- 1 fresh coconut, with the coconut water inside
- 6 bananas
- lemon juice
- 1 small can evaporated milk, approx 6 oz., (Carnation milk is the creamiest)
Start with your coconut. Be sure to buy one that you can hear the water sloshing inside, this means that the shell is intact and a better chance that it is good. You will need a meat clever or other heavy-duty kitchen utensils to open it. Hold your coconut in your hand over a bowl and start hitting it against the grain, it will crack around the circumference and not from axis to axis, odd I know but it does. Once you strike water, stop momentarily and use a knife to pry it open to let the coconut water drain into a bowl or cup to use for the sauce. When the water is drained then continue your whacking and bust it to pieces, literally. (Check the meat once opened for mold to make sure that there wasn’t a hole in the shell that you weren’t of if there is then don’t eat it.) The smaller the pieces the easier it will be to cut away the meat. Use a pairing knife or flexible fillet knife to cut the meat away from the shell. It will come loose from the shell with a little prying, but there will be a dark skin still attached that will need to be cut away. Once the meat is rinsed clean, slice into chunks and place in a bowl. You will probably not need the whole coconut, so you can save some for later to eat by itself or with some other recipe.
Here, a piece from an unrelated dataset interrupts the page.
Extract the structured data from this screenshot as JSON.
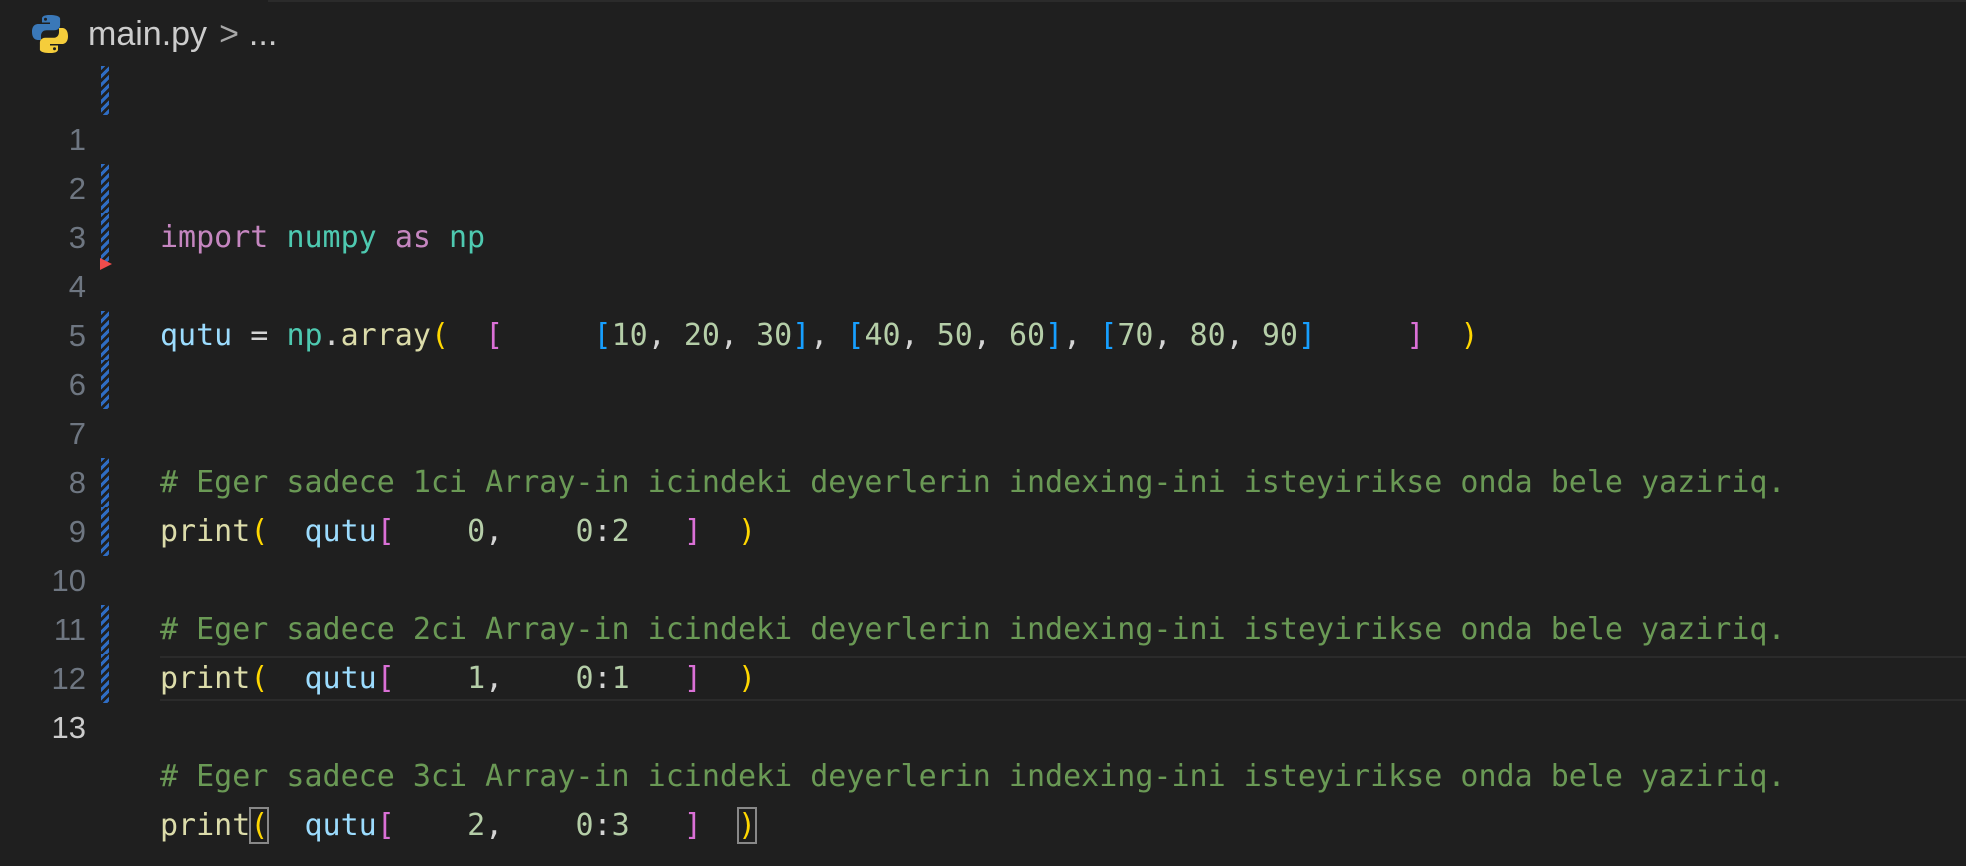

Once the coconut is cut up, then add sliced bananas, sprinkle the bananas with lemon juice to help keep from browning too quickly. Strain the coconut water if there is any trash from the shell in it and add it to the bowl. Add the evaporated milk and stir it all together.
Serve chilled. OR a really good use for leftovers, add some ice and blend it all together and make an awesome smoothie.